The house was deep into the woods so none of our phones got service.

And then, Saturday night, just as we were putting the finishing touches on our barbecue, the electricity went out--and the water too.

So we had no phones, no power, and no (flushable) toilets. Sounds like a hassle, right? But, you know what? I loved every minute of it.

We were totally present. Being disconnected to the outside world made us connect all the more to each other.

That evening, a few of us sat by the beach, watching one of the most beautiful sunsets I've ever seen. And I'm not talking about catching a quick passing glance on our way to our next activity as the sun went down. No, we literally sat there and watched the whole show, as day turned into night.

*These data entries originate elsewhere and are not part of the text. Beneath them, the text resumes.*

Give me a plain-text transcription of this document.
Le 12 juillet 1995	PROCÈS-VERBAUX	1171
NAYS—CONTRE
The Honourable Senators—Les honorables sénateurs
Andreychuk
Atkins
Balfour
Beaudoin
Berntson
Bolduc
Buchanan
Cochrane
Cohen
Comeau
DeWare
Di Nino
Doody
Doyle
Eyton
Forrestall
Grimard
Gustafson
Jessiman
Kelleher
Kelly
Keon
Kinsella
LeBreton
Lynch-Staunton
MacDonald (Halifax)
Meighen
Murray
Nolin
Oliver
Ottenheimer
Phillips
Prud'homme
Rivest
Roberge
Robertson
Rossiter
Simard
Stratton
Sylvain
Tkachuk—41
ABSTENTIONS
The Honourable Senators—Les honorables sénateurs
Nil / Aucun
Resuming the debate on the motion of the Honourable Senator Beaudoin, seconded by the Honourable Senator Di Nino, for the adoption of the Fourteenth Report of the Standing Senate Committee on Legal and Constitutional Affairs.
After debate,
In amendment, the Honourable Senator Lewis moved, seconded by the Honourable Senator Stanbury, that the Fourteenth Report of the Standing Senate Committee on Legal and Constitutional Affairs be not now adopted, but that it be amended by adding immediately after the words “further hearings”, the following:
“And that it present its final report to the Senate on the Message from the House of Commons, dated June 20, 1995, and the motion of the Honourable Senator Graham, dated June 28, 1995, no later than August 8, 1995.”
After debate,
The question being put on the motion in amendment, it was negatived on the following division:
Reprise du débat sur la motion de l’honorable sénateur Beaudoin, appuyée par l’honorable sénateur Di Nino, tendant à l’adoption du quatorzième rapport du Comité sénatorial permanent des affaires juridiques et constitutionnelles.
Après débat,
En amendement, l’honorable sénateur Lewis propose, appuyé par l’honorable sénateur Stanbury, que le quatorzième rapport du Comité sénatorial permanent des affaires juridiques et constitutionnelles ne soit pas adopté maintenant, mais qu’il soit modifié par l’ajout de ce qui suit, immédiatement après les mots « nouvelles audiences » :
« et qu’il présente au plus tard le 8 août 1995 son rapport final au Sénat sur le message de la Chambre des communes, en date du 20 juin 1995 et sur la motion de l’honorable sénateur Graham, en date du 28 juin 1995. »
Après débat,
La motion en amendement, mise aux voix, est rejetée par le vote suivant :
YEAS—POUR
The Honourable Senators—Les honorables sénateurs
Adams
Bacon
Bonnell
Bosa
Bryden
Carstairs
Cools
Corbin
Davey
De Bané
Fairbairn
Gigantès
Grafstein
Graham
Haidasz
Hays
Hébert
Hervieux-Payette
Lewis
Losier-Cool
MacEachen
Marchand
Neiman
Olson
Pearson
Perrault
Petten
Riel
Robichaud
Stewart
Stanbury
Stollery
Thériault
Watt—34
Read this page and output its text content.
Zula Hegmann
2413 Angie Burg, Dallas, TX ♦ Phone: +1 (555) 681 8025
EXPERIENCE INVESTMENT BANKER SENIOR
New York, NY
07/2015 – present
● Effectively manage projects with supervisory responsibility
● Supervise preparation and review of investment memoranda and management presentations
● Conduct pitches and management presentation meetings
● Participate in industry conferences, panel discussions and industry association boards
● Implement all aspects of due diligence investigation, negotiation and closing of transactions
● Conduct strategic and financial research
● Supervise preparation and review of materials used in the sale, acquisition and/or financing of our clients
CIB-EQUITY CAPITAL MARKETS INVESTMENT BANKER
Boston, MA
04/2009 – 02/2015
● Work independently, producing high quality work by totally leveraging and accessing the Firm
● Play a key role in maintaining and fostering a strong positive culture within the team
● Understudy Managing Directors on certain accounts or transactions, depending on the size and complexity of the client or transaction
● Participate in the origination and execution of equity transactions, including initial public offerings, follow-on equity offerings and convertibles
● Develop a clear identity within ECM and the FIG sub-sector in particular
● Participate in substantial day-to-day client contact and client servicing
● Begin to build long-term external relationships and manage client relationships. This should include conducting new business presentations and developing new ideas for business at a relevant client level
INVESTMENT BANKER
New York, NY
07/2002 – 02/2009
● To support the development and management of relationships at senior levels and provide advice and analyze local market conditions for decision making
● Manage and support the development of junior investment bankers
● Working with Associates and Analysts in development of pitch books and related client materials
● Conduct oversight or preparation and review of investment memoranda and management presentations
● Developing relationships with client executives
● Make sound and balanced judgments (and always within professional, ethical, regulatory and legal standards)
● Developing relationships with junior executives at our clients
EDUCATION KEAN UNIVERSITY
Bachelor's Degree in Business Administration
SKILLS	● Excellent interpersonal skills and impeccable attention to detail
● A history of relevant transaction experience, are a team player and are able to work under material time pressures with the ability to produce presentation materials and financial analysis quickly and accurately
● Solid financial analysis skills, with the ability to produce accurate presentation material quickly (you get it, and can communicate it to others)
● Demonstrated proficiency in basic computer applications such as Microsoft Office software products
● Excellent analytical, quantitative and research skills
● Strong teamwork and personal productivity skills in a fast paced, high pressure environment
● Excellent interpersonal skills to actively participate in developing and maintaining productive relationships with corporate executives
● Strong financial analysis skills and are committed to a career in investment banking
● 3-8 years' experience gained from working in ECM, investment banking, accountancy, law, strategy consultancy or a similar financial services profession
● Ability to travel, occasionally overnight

Then, we made a fire, ate burgers, corn on the cob, and veggie kabobs, exchanged funny stories, drank wine, roasted S' mores, and a couple of our musically-inclined friends treated us to a few a cappella songs.

Later that night, with the power still out, a group of 10 of us headed to the beach. It was a chilly night so we huddled close with only two blankets between all of us. We lay there for a long time, staring up at the blanket of stars without saying a word. None of us Chicago city mice were accustomed to such an unobstructed view of the sky. It was simple. Quiet. Peaceful. Magnificent.

Around this time of year, I reflect on the past year and think ahead to my hopes and prayers for the new one. That weekend, a stop from the usual hustle and bustle of our lives in the big city, gave me a space to do that.

Four hours later, the power returned. And the water too.  (I'm not going to lie--I was thankful for those workin' toilets.)  And the next day, we all drove back to Chicago, our cell signals now offering us enough bars to reconnect with the external world.

Once again, we had returned to the 24/7 news cycle, including the final Olympic medal count and whatever was the latest distraction in the presidential race.

Being back in the city, and back to the usual whirl of my busy life, I looked up at the those stars in the sky--this time juxtaposed with skyscrapers, against a backdrop of city sounds like car horns and the passing El--a different view, different sounds, but still beautiful.

The trip compelled me to be more present in the new year, to "disconnect" with the world every once in a while--and to connect more often with the wonderful people in my life. I want to eat more S'mores, drink more wine, play more Taboo, and look up at the stars in the sky each and every night.